Scores by Limit

Dataset: swebench_token_limit.parquet

This example illustrates the code behind the scores_by_limit() pre‑built view function. If you want to include this plot in your notebooks or sites, start with that function rather than the lower‑level code below.

The plot shows how model success rate changes as the compute budget increases (e.g., token limit, messages, cost, or time). It helps answer “Will performance keep improving if I spend more?”. The shaded band displays the confidence interval derived from the standard error.

Code

from inspect_viz import Data, Selection
from inspect_viz.mark import area_y, line
from inspect_viz.plot import plot, legend
from inspect_viz.transform import sql, ci_bounds
from inspect_viz.interactor import highlight, nearest_x
from inspect_viz._util.stats import z_score

# read data (see 'Data Preparation' below)
data = Data.from_file("swebench_token_limit.parquet")

channels = {
    "Token Limit": "total_tokens",
    "Success Rate": "success_rate",
    "Model": "model_display_name",
    "Log": "log_viewer"
}

# confidence interval
ci_lower, ci_upper = ci_bounds("success_rate", level=0.95, stderr="standard_error")

# enable interactive highlighting of a chosen model
selection = Selection.single()

components = [
    # success-rate lines by model (optionally faceted by difficulty)
    line(
        data, 
        x="total_tokens", 
        y="success_rate", 
        stroke="model_display_name", 
        tip=True, 
        channels=channels
    ),

    # confidence band from mean ± z * stderr
    area_y(
        data,
        x="total_tokens",
        y="success_rate",
        y1=ci_lower,
        y2=ci_upper,
        color="model_display_name",
        fill="model_display_name",
        fill_opacity=0.3,
        tip=False
    ),


    # interactions: snap by nearest x and highlight selection
    nearest_x(target=selection, channels=["color"]),
    highlight(by=selection, opacity=0.2, fill_opacity=0.1),
]

plot(
    components,
    x_label="total_tokens",
    y_label="Success rate",
    legend=legend("color", frame_anchor="top-left", inset=20),
    x_scale="log",
    # layout tweaks
    y_inset_top=10,
    margin_bottom=30,
    # dimensions
    width=700,
)

1: Load data from a Parquet file into an inspect_viz.Data table.
2: Channels provide readable names for tooltips and the log viewer.
3: Confidence interval: choose a value like 0.80, 0.90, or 0.95; it’s converted to a z‑score for the shaded band.
4: Selection enables interactive hovering/clicking to emphasize a single model.
5: line() mark draws success‑rate curves with tooltips.
6: area_y() adds a CI band using mean ± z * stderr if standard_error is present.
7: Interactions: nearest_x() snaps the selection to the closest x, and highlight() dims the rest.
8: Labels: x uses the field name; y is set explicitly (pass None to hide).
9: Log scale for the budget axis to better separate small and large limits.
10: Layout: small top inset avoids clipping; extra bottom margin leaves room for the legend.
11: Size: default width is 700px; height defaults to the golden ratio (width / 1.618).

Data Preparation

The data dataset for this example was created using the scores_by_limit_df() function, which reads per-sample metadata, computes token usage, and aggregates a success rate as a function of a limit threshhold.

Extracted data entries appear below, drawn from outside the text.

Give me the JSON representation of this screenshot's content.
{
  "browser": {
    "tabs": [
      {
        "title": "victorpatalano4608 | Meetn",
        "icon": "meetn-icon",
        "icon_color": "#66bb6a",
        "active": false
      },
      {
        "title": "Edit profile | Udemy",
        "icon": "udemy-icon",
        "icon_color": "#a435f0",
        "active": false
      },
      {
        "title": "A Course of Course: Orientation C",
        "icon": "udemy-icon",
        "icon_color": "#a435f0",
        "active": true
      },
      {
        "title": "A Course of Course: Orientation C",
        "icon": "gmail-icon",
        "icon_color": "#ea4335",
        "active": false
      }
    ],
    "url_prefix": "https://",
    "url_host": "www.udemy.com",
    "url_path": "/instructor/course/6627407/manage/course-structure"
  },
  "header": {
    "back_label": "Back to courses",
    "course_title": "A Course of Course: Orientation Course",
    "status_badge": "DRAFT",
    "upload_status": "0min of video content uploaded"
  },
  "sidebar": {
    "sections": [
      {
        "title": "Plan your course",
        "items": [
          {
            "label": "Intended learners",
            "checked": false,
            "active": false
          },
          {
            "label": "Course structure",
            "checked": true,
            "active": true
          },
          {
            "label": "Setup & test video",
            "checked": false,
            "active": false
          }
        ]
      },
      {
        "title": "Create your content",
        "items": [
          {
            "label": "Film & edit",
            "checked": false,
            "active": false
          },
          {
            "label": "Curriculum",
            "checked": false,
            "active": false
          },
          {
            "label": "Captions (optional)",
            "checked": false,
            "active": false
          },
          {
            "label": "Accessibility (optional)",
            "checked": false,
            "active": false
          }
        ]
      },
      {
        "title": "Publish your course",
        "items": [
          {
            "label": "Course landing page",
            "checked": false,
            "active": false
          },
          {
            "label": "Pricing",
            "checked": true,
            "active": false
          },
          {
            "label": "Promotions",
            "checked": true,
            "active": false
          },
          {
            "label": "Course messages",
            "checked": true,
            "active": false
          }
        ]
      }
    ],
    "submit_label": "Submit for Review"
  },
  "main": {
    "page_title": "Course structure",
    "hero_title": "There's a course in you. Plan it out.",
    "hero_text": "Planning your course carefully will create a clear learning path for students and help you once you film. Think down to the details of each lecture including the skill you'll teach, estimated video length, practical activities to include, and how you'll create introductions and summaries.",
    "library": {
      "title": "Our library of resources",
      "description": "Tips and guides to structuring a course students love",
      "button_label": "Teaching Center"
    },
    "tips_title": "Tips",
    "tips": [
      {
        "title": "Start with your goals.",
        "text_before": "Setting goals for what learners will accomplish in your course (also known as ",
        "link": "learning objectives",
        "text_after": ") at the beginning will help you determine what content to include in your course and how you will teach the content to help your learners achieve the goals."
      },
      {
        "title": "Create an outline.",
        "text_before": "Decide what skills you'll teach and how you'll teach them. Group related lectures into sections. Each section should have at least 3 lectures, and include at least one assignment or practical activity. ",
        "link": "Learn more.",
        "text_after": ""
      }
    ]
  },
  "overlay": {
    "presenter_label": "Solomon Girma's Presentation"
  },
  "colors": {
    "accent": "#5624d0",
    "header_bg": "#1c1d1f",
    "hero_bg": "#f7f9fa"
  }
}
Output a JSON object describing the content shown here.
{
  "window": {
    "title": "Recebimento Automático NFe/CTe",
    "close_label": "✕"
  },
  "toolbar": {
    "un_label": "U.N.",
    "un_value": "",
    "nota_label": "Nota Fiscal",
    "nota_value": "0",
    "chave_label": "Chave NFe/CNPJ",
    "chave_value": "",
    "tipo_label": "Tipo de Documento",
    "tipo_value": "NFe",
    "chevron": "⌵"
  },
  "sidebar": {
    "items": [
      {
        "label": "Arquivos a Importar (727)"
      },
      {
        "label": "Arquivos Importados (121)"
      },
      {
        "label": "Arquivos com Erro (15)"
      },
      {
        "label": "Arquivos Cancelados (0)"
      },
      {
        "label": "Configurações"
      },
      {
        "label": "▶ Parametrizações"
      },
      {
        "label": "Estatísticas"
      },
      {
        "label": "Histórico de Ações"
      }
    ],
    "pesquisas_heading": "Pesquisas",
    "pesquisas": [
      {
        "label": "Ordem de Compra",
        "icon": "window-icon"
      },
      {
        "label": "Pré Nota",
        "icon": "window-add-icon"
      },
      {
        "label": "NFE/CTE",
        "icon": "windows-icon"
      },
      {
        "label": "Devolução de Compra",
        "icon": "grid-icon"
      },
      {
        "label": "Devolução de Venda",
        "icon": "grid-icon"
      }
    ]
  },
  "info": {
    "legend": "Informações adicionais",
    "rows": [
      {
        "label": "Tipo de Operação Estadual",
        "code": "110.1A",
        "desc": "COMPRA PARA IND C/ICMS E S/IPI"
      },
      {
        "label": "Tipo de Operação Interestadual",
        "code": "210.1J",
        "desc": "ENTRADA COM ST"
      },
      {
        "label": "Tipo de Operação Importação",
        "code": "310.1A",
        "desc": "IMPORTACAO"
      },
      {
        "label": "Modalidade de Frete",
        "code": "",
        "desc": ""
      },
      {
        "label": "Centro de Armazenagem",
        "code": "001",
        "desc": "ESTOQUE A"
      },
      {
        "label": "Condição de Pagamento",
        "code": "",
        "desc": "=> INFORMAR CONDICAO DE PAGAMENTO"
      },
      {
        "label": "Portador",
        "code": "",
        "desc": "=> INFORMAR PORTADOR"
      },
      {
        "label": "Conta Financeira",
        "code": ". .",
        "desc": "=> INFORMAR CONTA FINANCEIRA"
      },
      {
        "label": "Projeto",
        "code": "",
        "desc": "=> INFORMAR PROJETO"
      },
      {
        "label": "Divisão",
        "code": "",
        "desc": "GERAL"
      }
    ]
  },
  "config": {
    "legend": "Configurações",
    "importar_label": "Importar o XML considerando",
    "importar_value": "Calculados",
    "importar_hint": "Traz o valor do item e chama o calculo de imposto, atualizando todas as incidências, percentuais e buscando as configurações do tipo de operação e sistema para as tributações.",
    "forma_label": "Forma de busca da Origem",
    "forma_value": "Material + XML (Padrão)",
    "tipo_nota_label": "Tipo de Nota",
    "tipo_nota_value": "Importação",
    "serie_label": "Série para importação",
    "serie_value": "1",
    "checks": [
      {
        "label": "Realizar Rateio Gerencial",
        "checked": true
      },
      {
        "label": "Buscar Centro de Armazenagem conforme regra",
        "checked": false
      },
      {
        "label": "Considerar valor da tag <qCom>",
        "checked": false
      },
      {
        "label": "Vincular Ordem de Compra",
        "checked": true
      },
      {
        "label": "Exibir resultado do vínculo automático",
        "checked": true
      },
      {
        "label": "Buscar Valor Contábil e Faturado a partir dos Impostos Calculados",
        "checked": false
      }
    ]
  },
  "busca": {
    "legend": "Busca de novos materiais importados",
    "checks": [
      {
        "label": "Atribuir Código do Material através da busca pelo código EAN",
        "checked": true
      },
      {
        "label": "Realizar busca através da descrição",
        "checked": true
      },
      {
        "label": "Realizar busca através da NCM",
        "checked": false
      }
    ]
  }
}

Above we read the data for the plot from a parquet file. This file was in turn created by:

Reading sample level data into a data frame with samples_df(). In addition to the base sample information, we also read eval specific columns using EvalInfo and EvalModel.
Converting the samples dataframe into a dataframe specifically used by scores_by_limit() by using the scores_by_limit_df() function.
Using the prepare() function to add model_info() and log_viewer() columns to the data frame.

Here is the data preparation code end-to-end:

from inspect_ai.analysis import (
    EvalInfo, EvalModel, SampleSummary,
    log_viewer, model_info, prepare, samples_df
)
from inspect_viz.view.beta import scores_by_limit_df

df = samples_df(
    [
    "logs/swe-bench/"],
    columns=SampleSummary + EvalInfo + EvalModel,
)

df = scores_by_limit_df(
    df,
    score="score_swe_bench_scorer",
)

df = prepare(df, [
  model_info(),
  log_viewer("eval", { "logs": "https://samples.meridianlabs.ai/" })
])

df.to_parquet("swebench_token_limit.parquet")

1: Read the samples data info a dataframe.
2: Be sure to specify the SampleSummary, EvalInfo, and EvalModel columns.
3: Convert the base dataframe into a scores_by_limit() specific dataframe.
4: Add pretty model names and log links to the dataframe.